1.Call him the name he prefers
2.Look deeply into his eyes
3.Never break character
4.Let him be in control, you do not own your body anymore.
As my father’s business partner, my uncle with his entrepreneurial spirit, realized there was vast wealth to be made in the child porn industry. Customers who would pay any amount of money to have their moment of glory filmed so that they could relive it again and again. So I stare at a spot on the wall directly behind Peter, making him believe that I was looking directly at him. The spot my eyes have chosen to stare at is of a small crucifix. In my mind, I wondered what Jesus did that was so bad that he had to be naked.

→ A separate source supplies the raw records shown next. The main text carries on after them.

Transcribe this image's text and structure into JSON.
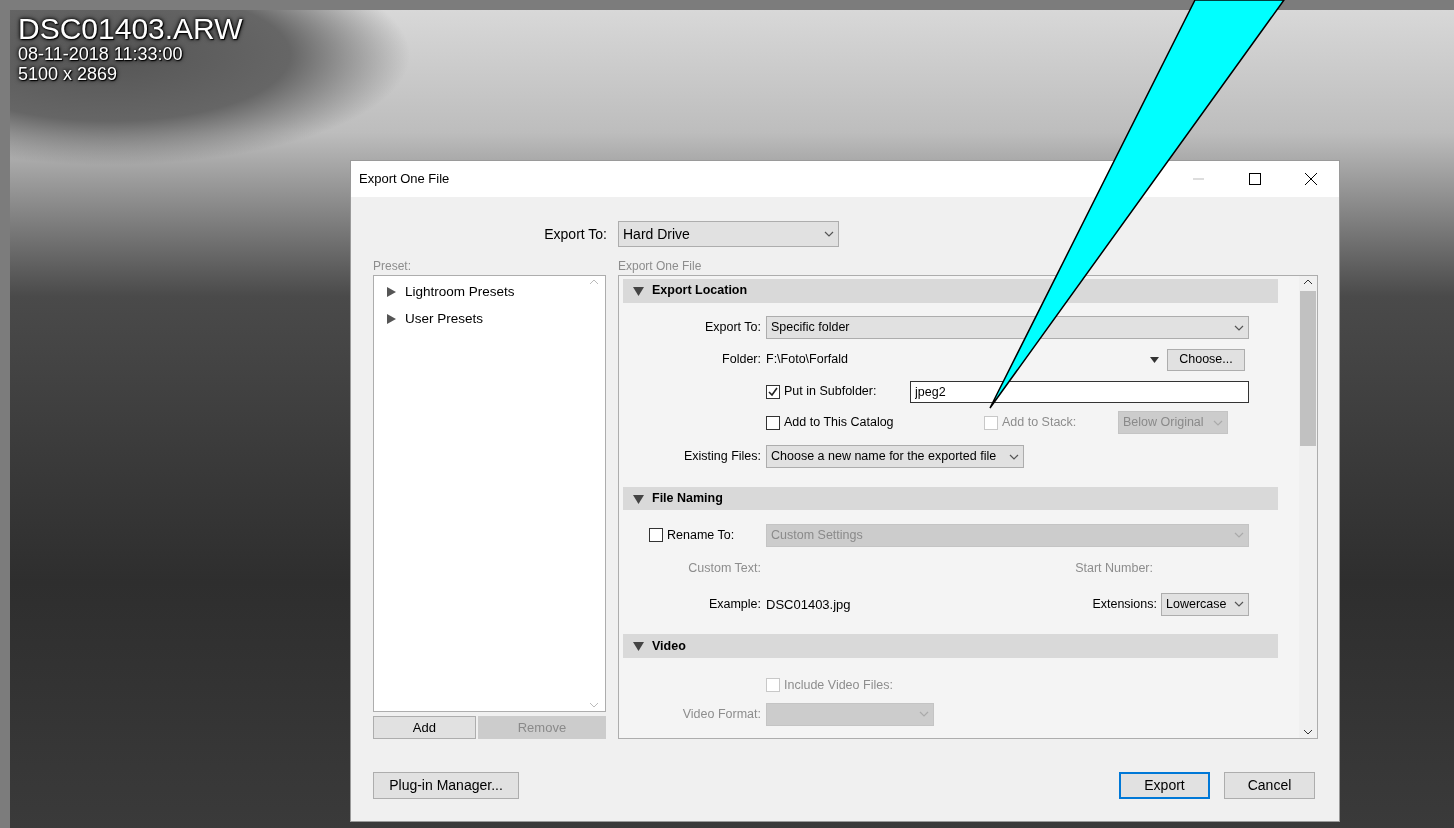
{
  "photo": {
    "filename": "DSC01403.ARW",
    "datetime": "08-11-2018 11:33:00",
    "dimensions": "5100 x 2869"
  },
  "dialog": {
    "title": "Export One File",
    "export_to": {
      "label": "Export To:",
      "value": "Hard Drive"
    },
    "preset": {
      "label": "Preset:",
      "items": [
        {
          "label": "Lightroom Presets",
          "expanded": false
        },
        {
          "label": "User Presets",
          "expanded": false
        }
      ],
      "buttons": [
        {
          "label": "Add",
          "disabled": false
        },
        {
          "label": "Remove",
          "disabled": true
        }
      ]
    },
    "panel": {
      "title": "Export One File",
      "sections": [
        {
          "kind": "export_location",
          "title": "Export Location",
          "expanded": true,
          "export_to": {
            "label": "Export To:",
            "value": "Specific folder"
          },
          "folder": {
            "label": "Folder:",
            "value": "F:\\Foto\\Forfald",
            "button": "Choose..."
          },
          "subfolder": {
            "label": "Put in Subfolder:",
            "checked": true,
            "value": "jpeg2"
          },
          "add_to_catalog": {
            "label": "Add to This Catalog",
            "checked": false
          },
          "add_to_stack": {
            "label": "Add to Stack:",
            "checked": false,
            "disabled": true,
            "value": "Below Original"
          },
          "existing_files": {
            "label": "Existing Files:",
            "value": "Choose a new name for the exported file"
          }
        },
        {
          "kind": "file_naming",
          "title": "File Naming",
          "expanded": true,
          "rename": {
            "label": "Rename To:",
            "checked": false,
            "disabled": true,
            "value": "Custom Settings"
          },
          "custom_text": {
            "label": "Custom Text:"
          },
          "start_number": {
            "label": "Start Number:"
          },
          "example": {
            "label": "Example:",
            "value": "DSC01403.jpg"
          },
          "extensions": {
            "label": "Extensions:",
            "value": "Lowercase"
          }
        },
        {
          "kind": "video",
          "title": "Video",
          "expanded": true,
          "include": {
            "label": "Include Video Files:",
            "checked": false,
            "disabled": true
          },
          "video_format": {
            "label": "Video Format:"
          }
        }
      ]
    },
    "footer": {
      "left": "Plug-in Manager...",
      "buttons": [
        {
          "label": "Export",
          "default": true
        },
        {
          "label": "Cancel",
          "default": false
        }
      ]
    }
  }
}
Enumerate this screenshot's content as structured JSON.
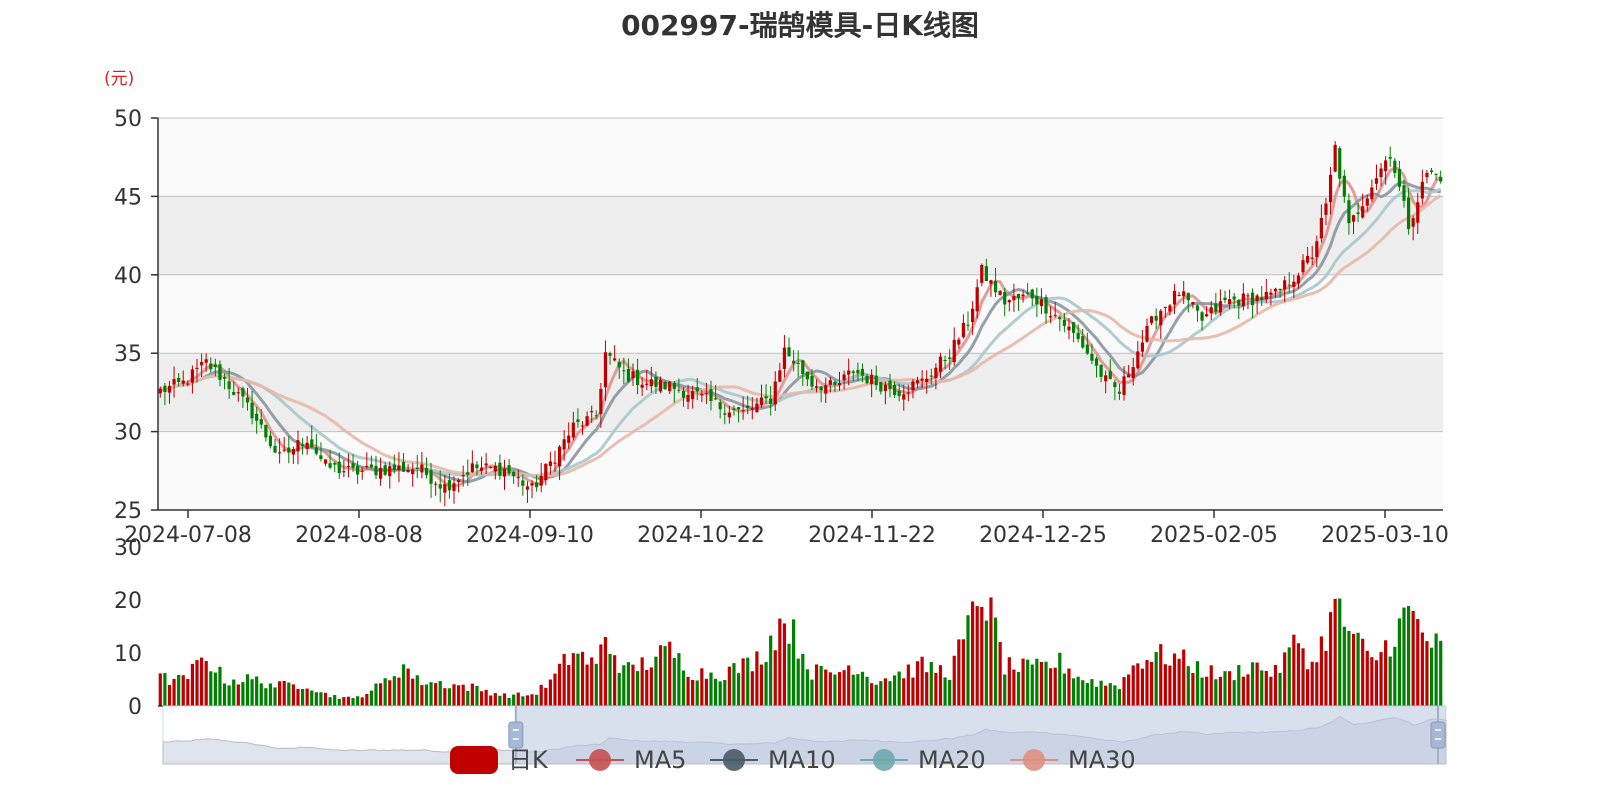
{
  "page": {
    "title": "002997-瑞鹄模具-日K线图"
  },
  "colors": {
    "up": "#c00000",
    "down": "#008000",
    "ma5": "#e39090",
    "ma10": "#8a96a0",
    "ma20": "#a8c8cc",
    "ma30": "#e6b8a8",
    "band_light": "#fafafa",
    "band_dark": "#eeeeee",
    "grid": "#c0c0c0",
    "axis": "#333333"
  },
  "chart_data": [
    {
      "type": "candlestick",
      "title": "002997-瑞鹄模具-日K线图",
      "y_unit": "(元)",
      "ylim": [
        25,
        50
      ],
      "y_ticks": [
        25,
        30,
        35,
        40,
        45,
        50
      ],
      "x_tick_labels": [
        "2024-07-08",
        "2024-08-08",
        "2024-09-10",
        "2024-10-22",
        "2024-11-22",
        "2024-12-25",
        "2025-02-05",
        "2025-03-10"
      ],
      "grid": "horizontal",
      "background_bands": true,
      "close_anchors": [
        [
          0,
          32.6
        ],
        [
          5,
          33.1
        ],
        [
          10,
          34.4
        ],
        [
          14,
          33.3
        ],
        [
          20,
          31.2
        ],
        [
          26,
          28.3
        ],
        [
          32,
          29.6
        ],
        [
          36,
          27.8
        ],
        [
          42,
          27.4
        ],
        [
          48,
          27.6
        ],
        [
          56,
          27.7
        ],
        [
          62,
          26.5
        ],
        [
          68,
          27.7
        ],
        [
          75,
          27.6
        ],
        [
          81,
          26.3
        ],
        [
          85,
          28.0
        ],
        [
          90,
          30.3
        ],
        [
          95,
          31.0
        ],
        [
          97,
          35.0
        ],
        [
          101,
          33.7
        ],
        [
          106,
          33.1
        ],
        [
          111,
          32.9
        ],
        [
          116,
          32.4
        ],
        [
          122,
          31.6
        ],
        [
          127,
          31.2
        ],
        [
          133,
          32.1
        ],
        [
          136,
          35.2
        ],
        [
          142,
          33.1
        ],
        [
          147,
          32.8
        ],
        [
          151,
          33.9
        ],
        [
          156,
          33.1
        ],
        [
          161,
          32.6
        ],
        [
          166,
          33.2
        ],
        [
          172,
          35.0
        ],
        [
          176,
          37.0
        ],
        [
          179,
          40.2
        ],
        [
          184,
          38.3
        ],
        [
          190,
          38.7
        ],
        [
          196,
          37.2
        ],
        [
          201,
          35.5
        ],
        [
          206,
          33.2
        ],
        [
          209,
          32.5
        ],
        [
          213,
          35.2
        ],
        [
          217,
          37.5
        ],
        [
          222,
          38.9
        ],
        [
          227,
          37.1
        ],
        [
          232,
          38.3
        ],
        [
          238,
          38.5
        ],
        [
          243,
          38.7
        ],
        [
          248,
          40.2
        ],
        [
          251,
          41.3
        ],
        [
          254,
          44.3
        ],
        [
          256,
          48.1
        ],
        [
          259,
          43.0
        ],
        [
          264,
          45.8
        ],
        [
          268,
          47.8
        ],
        [
          272,
          43.2
        ],
        [
          276,
          46.5
        ],
        [
          279,
          46.3
        ]
      ],
      "ma_series": [
        {
          "name": "MA5",
          "window": 5
        },
        {
          "name": "MA10",
          "window": 10
        },
        {
          "name": "MA20",
          "window": 20
        },
        {
          "name": "MA30",
          "window": 30
        }
      ],
      "num_days": 280
    },
    {
      "type": "bar",
      "title": "",
      "ylim": [
        0,
        30
      ],
      "y_ticks": [
        0,
        10,
        20,
        30
      ],
      "volume_anchors": [
        [
          0,
          5.2
        ],
        [
          5,
          4.8
        ],
        [
          10,
          9.3
        ],
        [
          14,
          4.9
        ],
        [
          20,
          5.0
        ],
        [
          26,
          3.8
        ],
        [
          32,
          4.2
        ],
        [
          36,
          2.2
        ],
        [
          42,
          1.3
        ],
        [
          48,
          3.9
        ],
        [
          53,
          7.7
        ],
        [
          56,
          4.8
        ],
        [
          62,
          4.2
        ],
        [
          68,
          3.5
        ],
        [
          75,
          2.0
        ],
        [
          81,
          2.1
        ],
        [
          85,
          4.5
        ],
        [
          90,
          10.4
        ],
        [
          95,
          7.5
        ],
        [
          97,
          13.1
        ],
        [
          101,
          6.5
        ],
        [
          106,
          8.2
        ],
        [
          111,
          10.4
        ],
        [
          116,
          6.3
        ],
        [
          122,
          6.1
        ],
        [
          127,
          7.5
        ],
        [
          131,
          9.5
        ],
        [
          136,
          16.8
        ],
        [
          142,
          6.5
        ],
        [
          147,
          6.2
        ],
        [
          151,
          7.8
        ],
        [
          156,
          4.7
        ],
        [
          161,
          6.1
        ],
        [
          166,
          7.5
        ],
        [
          172,
          6.4
        ],
        [
          176,
          14.3
        ],
        [
          179,
          22.1
        ],
        [
          182,
          14.2
        ],
        [
          184,
          7.5
        ],
        [
          190,
          7.0
        ],
        [
          196,
          8.2
        ],
        [
          201,
          5.0
        ],
        [
          206,
          4.2
        ],
        [
          209,
          4.0
        ],
        [
          213,
          8.5
        ],
        [
          217,
          9.6
        ],
        [
          222,
          9.0
        ],
        [
          227,
          6.8
        ],
        [
          232,
          5.5
        ],
        [
          238,
          7.8
        ],
        [
          243,
          6.2
        ],
        [
          248,
          12.7
        ],
        [
          251,
          7.5
        ],
        [
          254,
          13.5
        ],
        [
          256,
          18.7
        ],
        [
          259,
          14.3
        ],
        [
          264,
          8.2
        ],
        [
          268,
          12.3
        ],
        [
          272,
          17.8
        ],
        [
          276,
          12.5
        ],
        [
          279,
          10.8
        ]
      ]
    }
  ],
  "legend": {
    "items": [
      {
        "label": "日K",
        "color": "#c00000",
        "shape": "rounded-rect",
        "icon": "candle-legend-icon"
      },
      {
        "label": "MA5",
        "color": "#c85050",
        "shape": "line-circle",
        "icon": "line-legend-icon"
      },
      {
        "label": "MA10",
        "color": "#4a5a6a",
        "shape": "line-circle",
        "icon": "line-legend-icon"
      },
      {
        "label": "MA20",
        "color": "#70a8b0",
        "shape": "line-circle",
        "icon": "line-legend-icon"
      },
      {
        "label": "MA30",
        "color": "#e09080",
        "shape": "line-circle",
        "icon": "line-legend-icon"
      }
    ]
  },
  "datazoom": {
    "range_start_percent": 27.5,
    "range_end_percent": 100,
    "handle_icon": "drag-handle-icon"
  }
}
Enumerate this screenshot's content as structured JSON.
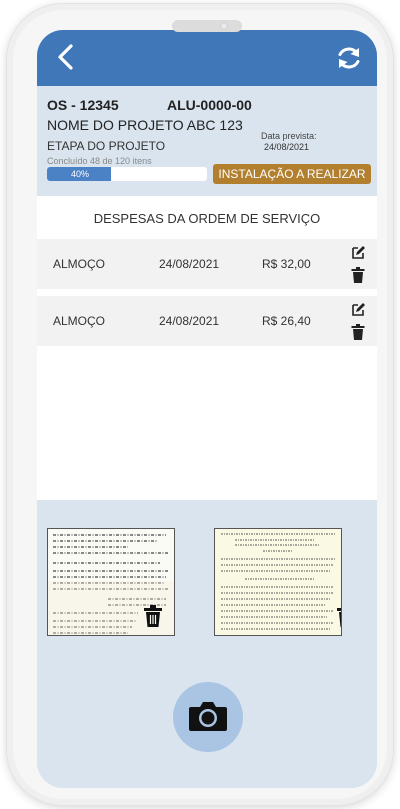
{
  "header": {
    "back_icon": "back-arrow-icon",
    "sync_icon": "sync-icon",
    "color": "#4077b8"
  },
  "project": {
    "os_number": "OS - 12345",
    "alu_number": "ALU-0000-00",
    "name": "NOME DO PROJETO ABC 123",
    "stage_label": "ETAPA DO PROJETO",
    "due_date_label": "Data prevista:",
    "due_date": "24/08/2021",
    "progress_caption": "Concluído 48 de 120 itens",
    "progress_text": "40%",
    "progress_fraction": 0.4,
    "status_button": "INSTALAÇÃO A REALIZAR",
    "status_color": "#b17f2e"
  },
  "expenses": {
    "title": "DESPESAS DA ORDEM DE SERVIÇO",
    "rows": [
      {
        "description": "ALMOÇO",
        "date": "24/08/2021",
        "value": "R$ 32,00"
      },
      {
        "description": "ALMOÇO",
        "date": "24/08/2021",
        "value": "R$ 26,40"
      }
    ]
  },
  "attachments": [
    {
      "type": "receipt",
      "icon": "trash-icon"
    },
    {
      "type": "receipt",
      "icon": "trash-icon"
    }
  ],
  "camera": {
    "icon": "camera-icon"
  }
}
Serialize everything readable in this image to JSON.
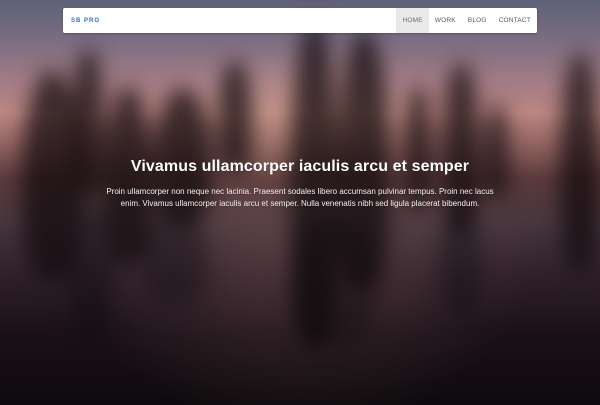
{
  "brand": {
    "label": "SB PRO",
    "color": "#2d6fc8"
  },
  "navigation": {
    "items": [
      {
        "label": "HOME",
        "active": true
      },
      {
        "label": "WORK",
        "active": false
      },
      {
        "label": "BLOG",
        "active": false
      },
      {
        "label": "CONTACT",
        "active": false
      }
    ]
  },
  "hero": {
    "title": "Vivamus ullamcorper iaculis arcu et semper",
    "description": "Proin ullamcorper non neque nec lacinia. Praesent sodales libero accumsan pulvinar tempus. Proin nec lacus enim. Vivamus ullamcorper iaculis arcu et semper. Nulla venenatis nibh sed ligula placerat bibendum."
  }
}
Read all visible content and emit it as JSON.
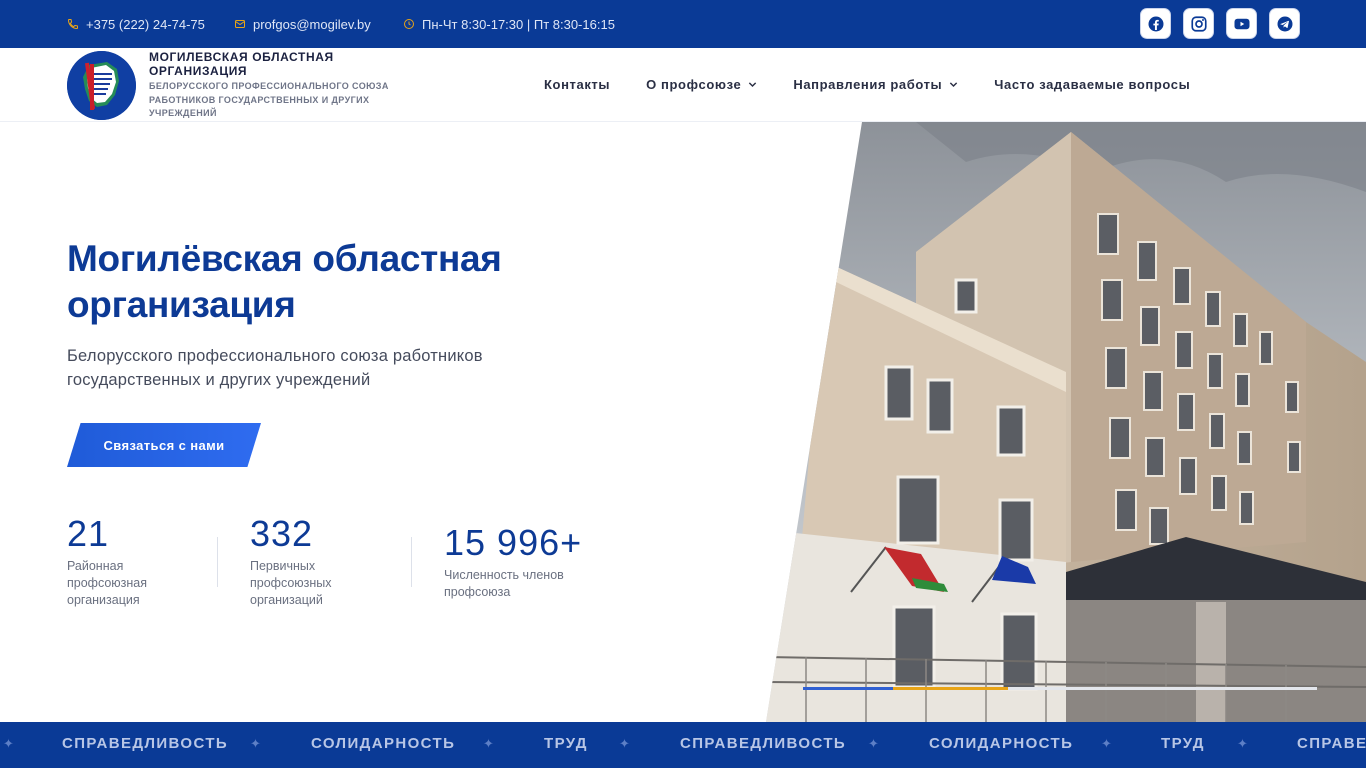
{
  "topbar": {
    "phone": "+375 (222) 24-74-75",
    "email": "profgos@mogilev.by",
    "hours": "Пн-Чт 8:30-17:30 | Пт 8:30-16:15",
    "socials": [
      "facebook-icon",
      "instagram-icon",
      "youtube-icon",
      "telegram-icon"
    ]
  },
  "header": {
    "brand_title": "МОГИЛЕВСКАЯ ОБЛАСТНАЯ ОРГАНИЗАЦИЯ",
    "brand_subtitle": "БЕЛОРУССКОГО ПРОФЕССИОНАЛЬНОГО СОЮЗА РАБОТНИКОВ ГОСУДАРСТВЕННЫХ И ДРУГИХ УЧРЕЖДЕНИЙ",
    "nav": [
      {
        "label": "Контакты",
        "has_dropdown": false
      },
      {
        "label": "О профсоюзе",
        "has_dropdown": true
      },
      {
        "label": "Направления работы",
        "has_dropdown": true
      },
      {
        "label": "Часто задаваемые вопросы",
        "has_dropdown": false
      }
    ]
  },
  "hero": {
    "title_line1": "Могилёвская областная",
    "title_line2": "организация",
    "subtitle_line1": "Белорусского профессионального союза работников",
    "subtitle_line2": "государственных и других учреждений",
    "cta_label": "Связаться с нами"
  },
  "stats": [
    {
      "value": "21",
      "label_lines": [
        "Районная",
        "профсоюзная",
        "организация"
      ]
    },
    {
      "value": "332",
      "label_lines": [
        "Первичных",
        "профсоюзных",
        "организаций"
      ]
    },
    {
      "value": "15 996+",
      "label_lines": [
        "Численность членов",
        "профсоюза"
      ]
    }
  ],
  "slider": {
    "progress_segments": 3,
    "active_segment": 1
  },
  "ribbon": {
    "words": [
      "СПРАВЕДЛИВОСТЬ",
      "СОЛИДАРНОСТЬ",
      "ТРУД",
      "СПРАВЕДЛИВОСТЬ",
      "СОЛИДАРНОСТЬ",
      "ТРУД",
      "СПРАВЕДЛИВОСТЬ"
    ],
    "separator": "✦"
  },
  "colors": {
    "primary": "#0a3a96",
    "heading": "#0d3a95",
    "cta": "#2563eb",
    "accent_yellow": "#e8a417"
  }
}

Eventually, Peter was satisfied that his fantasy had become reality. As he stroked my hair and told me how pretty I was, he thanked me for being his friend. Not sure of the day or of the time that has passed, my eyes struggled to stay open. The drugs were doing their job. I was calm and docile. Peter got up from my bed without a sound. The clicking of the camera faded from my ears. As I drifted off to sleep, I kept hoping he really would be my friend and not shut that door behind him.
The last thing my eyes focus on is that crucifix where Jesus has to be naked. Trying to forget my own nakedness and shame, I turn my head away from him. I didn’t want to be inside this bedroom. I wanted to live anywhere but here. I wanted Wednesday nights to be mine again. I wanted to go to dance class. I wanted to eat dinner. I wanted to drink water that didn’t have drugs mixed in. Whenever someone shut that door, a part of my hope died when his footsteps faded away. If that door couldn’t remain open; I’d figure another way out on my own.